As cultural theorist Dr. Anastasia Kārkliņa Gabriel notes, our brains are being “rewired.” The real is now judged against the impossible. Skin texture, aging, asymmetry—these are no longer accepted features of being human. They are problems to fix, signs of failure.
Porn, Perception, and the Male Gaze
Pornography has quietly merged with beauty culture. The women seen in porn—digitally enhanced, always pleasing, always perfect—set another impossible benchmark. As Oakley points out, many of these depictions prioritize male desire over female comfort or agency. The more people consume this kind of content, the more it shapes what they expect in real life.
And AI is making it worse. It can now generate pornographic images tailored to individual users’ preferences—feeding a cycle of hyper-specific, hyper-sexualized fantasy that no real woman can ever match.
The Algorithm Is Watching—and Deciding
Social media and dating apps are not neutral platforms. They are curators of beauty, rewarding certain looks, punishing others. Filters reward symmetry. Engagement boosts filtered perfection. AI-generated faces go viral. The algorithm becomes the new gatekeeper of beauty.
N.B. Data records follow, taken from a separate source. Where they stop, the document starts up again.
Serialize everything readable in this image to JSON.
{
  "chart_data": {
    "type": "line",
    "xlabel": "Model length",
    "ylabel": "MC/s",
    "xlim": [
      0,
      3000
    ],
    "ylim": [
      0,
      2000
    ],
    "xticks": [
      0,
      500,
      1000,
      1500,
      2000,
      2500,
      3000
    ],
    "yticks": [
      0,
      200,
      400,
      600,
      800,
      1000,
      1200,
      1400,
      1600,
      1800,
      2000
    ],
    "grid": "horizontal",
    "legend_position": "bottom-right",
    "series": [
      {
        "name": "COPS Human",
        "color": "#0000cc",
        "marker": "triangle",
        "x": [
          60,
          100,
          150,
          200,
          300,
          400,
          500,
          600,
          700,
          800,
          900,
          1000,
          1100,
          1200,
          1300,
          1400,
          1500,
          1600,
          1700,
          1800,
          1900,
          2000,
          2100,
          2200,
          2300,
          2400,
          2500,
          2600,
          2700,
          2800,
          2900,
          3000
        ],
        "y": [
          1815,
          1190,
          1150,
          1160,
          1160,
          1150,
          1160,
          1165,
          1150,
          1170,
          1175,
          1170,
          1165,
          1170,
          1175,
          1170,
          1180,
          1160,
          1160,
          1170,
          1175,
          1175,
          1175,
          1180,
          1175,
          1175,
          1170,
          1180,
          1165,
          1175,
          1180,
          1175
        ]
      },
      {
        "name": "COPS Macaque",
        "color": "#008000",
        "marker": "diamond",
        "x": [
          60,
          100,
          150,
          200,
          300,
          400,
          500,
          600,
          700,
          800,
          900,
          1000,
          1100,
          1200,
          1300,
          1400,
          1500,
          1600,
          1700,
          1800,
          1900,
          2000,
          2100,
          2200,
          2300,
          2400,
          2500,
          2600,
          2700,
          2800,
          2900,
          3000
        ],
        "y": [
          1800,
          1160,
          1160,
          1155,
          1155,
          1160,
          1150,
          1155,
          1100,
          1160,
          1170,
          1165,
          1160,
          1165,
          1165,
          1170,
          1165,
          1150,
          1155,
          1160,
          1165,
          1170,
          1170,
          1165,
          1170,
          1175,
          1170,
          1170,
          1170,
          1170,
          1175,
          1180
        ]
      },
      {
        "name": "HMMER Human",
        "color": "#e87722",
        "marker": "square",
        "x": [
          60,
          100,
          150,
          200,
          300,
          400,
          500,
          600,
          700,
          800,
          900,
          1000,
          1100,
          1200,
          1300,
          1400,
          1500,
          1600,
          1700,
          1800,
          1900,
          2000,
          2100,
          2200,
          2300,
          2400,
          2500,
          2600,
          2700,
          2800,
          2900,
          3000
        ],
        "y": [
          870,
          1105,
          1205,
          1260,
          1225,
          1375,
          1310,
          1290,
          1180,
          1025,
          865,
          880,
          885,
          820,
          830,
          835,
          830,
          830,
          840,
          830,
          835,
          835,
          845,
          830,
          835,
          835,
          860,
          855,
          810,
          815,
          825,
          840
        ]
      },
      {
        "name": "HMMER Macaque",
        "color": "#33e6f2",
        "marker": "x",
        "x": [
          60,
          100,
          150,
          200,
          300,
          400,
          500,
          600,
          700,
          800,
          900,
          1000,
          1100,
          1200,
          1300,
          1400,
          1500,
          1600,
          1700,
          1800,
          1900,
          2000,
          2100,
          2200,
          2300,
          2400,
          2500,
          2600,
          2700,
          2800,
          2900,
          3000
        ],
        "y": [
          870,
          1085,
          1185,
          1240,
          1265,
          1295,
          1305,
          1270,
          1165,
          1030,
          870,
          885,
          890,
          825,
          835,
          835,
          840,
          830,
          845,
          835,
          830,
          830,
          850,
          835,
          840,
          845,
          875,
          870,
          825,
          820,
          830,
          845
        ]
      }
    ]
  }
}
And in this system, even perfection is disposable.
The Real Cost: Identity, Confidence, and Worth
What’s being lost is not just appreciation for natural beauty—it’s women’s ability to feel whole in their own skin. As Oakley says, “We’ve created a culture where women are expected to live up to a standard that doesn’t exist, and then punished when they dare to believe they’re beautiful.”
Dr. Gabriel echoes this: “Beauty has historically been about aspiration. But today, it’s about engineering identity to meet a moving, artificial target. And the more you chase it, the further away it gets.”
The Beholder Is Now a Bot
The definition of beauty used to lie in the eye of the beholder. But the beholder is now an algorithm—and its standards are inhuman. In this climate, even icons like Marilyn Monroe or Cleopatra are no longer good enough. And if they aren’t, who is?
This isn’t just a conversation about aesthetics—it’s about autonomy, confidence, and who gets to define worth in a digital world.
If beauty is no longer real, how can we ever feel beautiful again?